Significant additive interaction identified for night shift work, unhealthy lifestyle for female nurses
FRIDAY, Nov. 30, 2018 (HealthDay News) — Both rotating night shift work and unhealthy lifestyle are associated with an increased risk for type 2 diabetes among female nurses, with a significant additive interaction, according to a study published online Nov. 21 in the BMJ.
Zhilei Shan, Ph.D., from Tongji Medical College in Wuhan, China, and colleagues conducted a prospective cohort study to examine the joint association of duration of rotating night shift work and lifestyle factors with type 2 diabetes risk. Participants included 143,410 women without type 2 diabetes, cardiovascular disease, or cancer at baseline from the Nurses’ Health Study and Nurses’ Health Study II.

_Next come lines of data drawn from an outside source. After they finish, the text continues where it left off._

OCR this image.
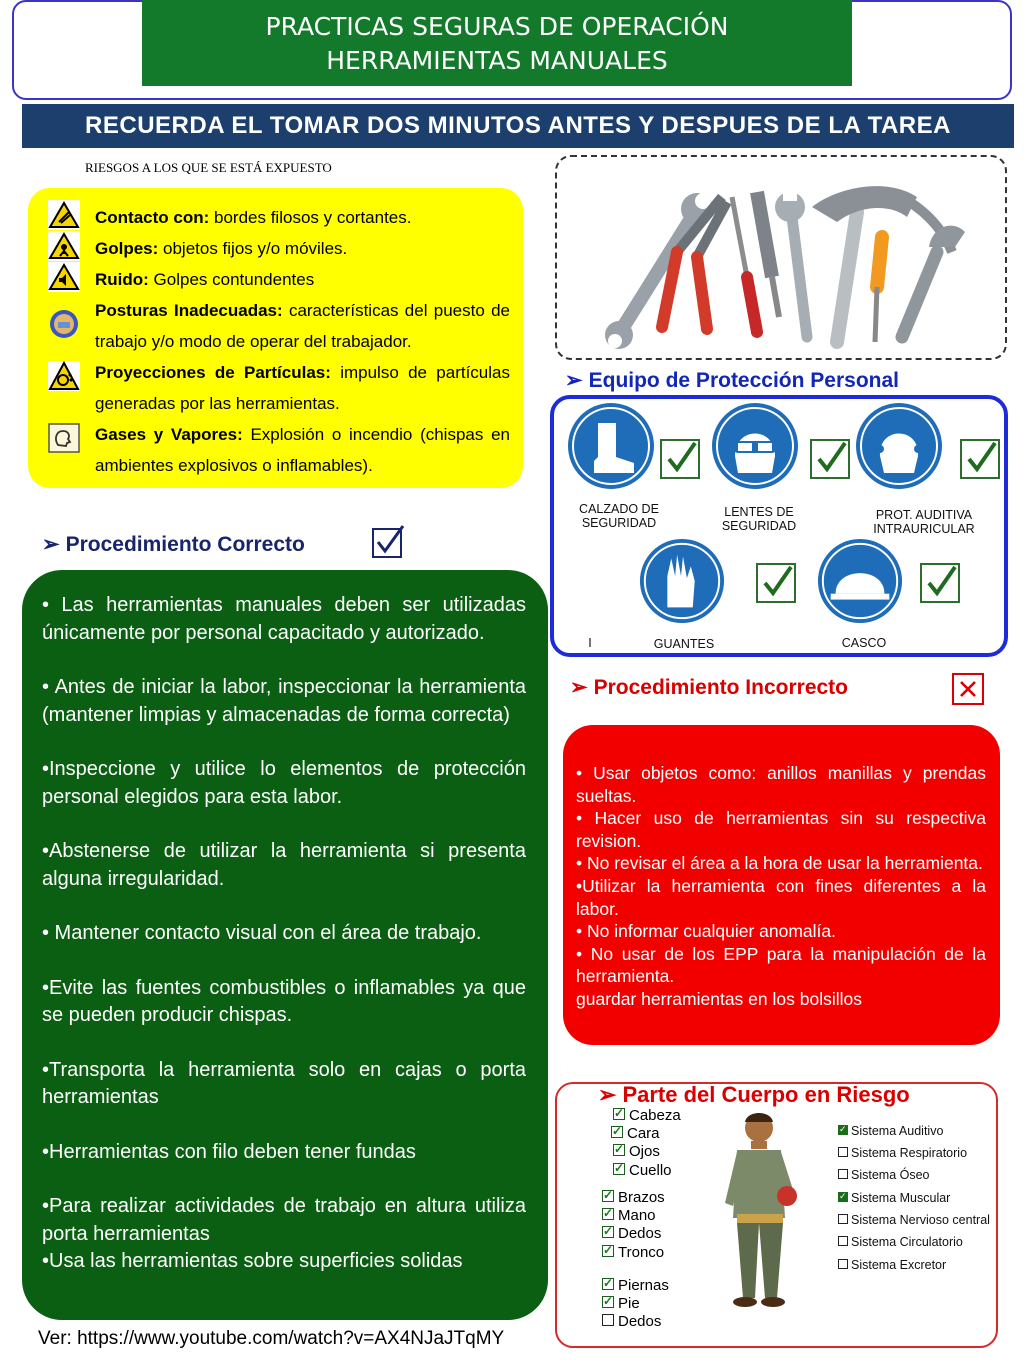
PRACTICAS SEGURAS DE OPERACIÓN
HERRAMIENTAS MANUALES
RECUERDA EL TOMAR DOS MINUTOS ANTES Y DESPUES DE LA TAREA
RIESGOS A LOS QUE SE ESTÁ EXPUESTO
Contacto con: bordes filosos y cortantes.
Golpes: objetos fijos y/o móviles.
Ruido: Golpes contundentes
Posturas Inadecuadas: características del puesto de trabajo y/o modo de operar del trabajador.
Proyecciones de Partículas: impulso de partículas generadas por las herramientas.
Gases y Vapores: Explosión o incendio (chispas en ambientes explosivos o inflamables).
➢ Equipo de Protección Personal
CALZADO DE SEGURIDAD
LENTES DE SEGURIDAD
PROT. AUDITIVA INTRAURICULAR
I	GUANTES	CASCO
➢ Procedimiento Correcto

• Las herramientas manuales deben ser utilizadas únicamente por personal capacitado y autorizado.

• Antes de iniciar la labor, inspeccionar la herramienta (mantener limpias y almacenadas de forma correcta)

•Inspeccione y utilice lo elementos de protección personal elegidos para esta labor.

•Abstenerse de utilizar la herramienta si presenta alguna irregularidad.

• Mantener contacto visual con el área de trabajo.

•Evite las fuentes combustibles o inflamables ya que se pueden producir chispas.

•Transporta la herramienta solo en cajas o porta herramientas

•Herramientas con filo deben tener fundas

•Para realizar actividades de trabajo en altura utiliza porta herramientas

•Usa las herramientas sobre superficies solidas

➢ Procedimiento Incorrecto

• Usar objetos como: anillos manillas y prendas sueltas.

• Hacer uso de herramientas sin su respectiva revision.

• No revisar el área a la hora de usar la herramienta.

•Utilizar la herramienta con fines diferentes a la labor.

• No informar cualquier anomalía.

• No usar de los EPP para la manipulación de la herramienta.

guardar herramientas en los bolsillos

➢ Parte del Cuerpo en Riesgo
✓Cabeza
✓Cara
✓Ojos
✓Cuello
✓Brazos
✓Mano
✓Dedos
✓Tronco
✓Piernas
✓Pie
Dedos
✓Sistema Auditivo
Sistema Respiratorio
Sistema Óseo
✓Sistema Muscular
Sistema Nervioso central
Sistema Circulatorio
Sistema Excretor
Ver: https://www.youtube.com/watch?v=AX4NJaJTqMY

The researchers identified 10,915 cases of incident type 2 diabetes during 22 to 24 years of follow-up. The multivariable-adjusted hazard ratios for type 2 diabetes were 1.31 and 2.3 per five-year increment of duration of rotating night shift work and per unhealthy lifestyle factor, respectively. The hazard ratio was 2.83 for the joint association of per-five-year-increment rotating night shift work and per unhealthy lifestyle factor with type 2 diabetes, with a significant additive interaction (P for interaction < 0.001). The proportions of the joint association were 17.1, 71.2, and 11.3 percent for rotating night shift work alone, unhealthy lifestyle alone, and their additive interaction, respectively.
“These findings suggest that most cases of type 2 diabetes could be prevented by adherence to a healthy lifestyle, and the benefits would be larger in rotating night shift workers,” the authors write.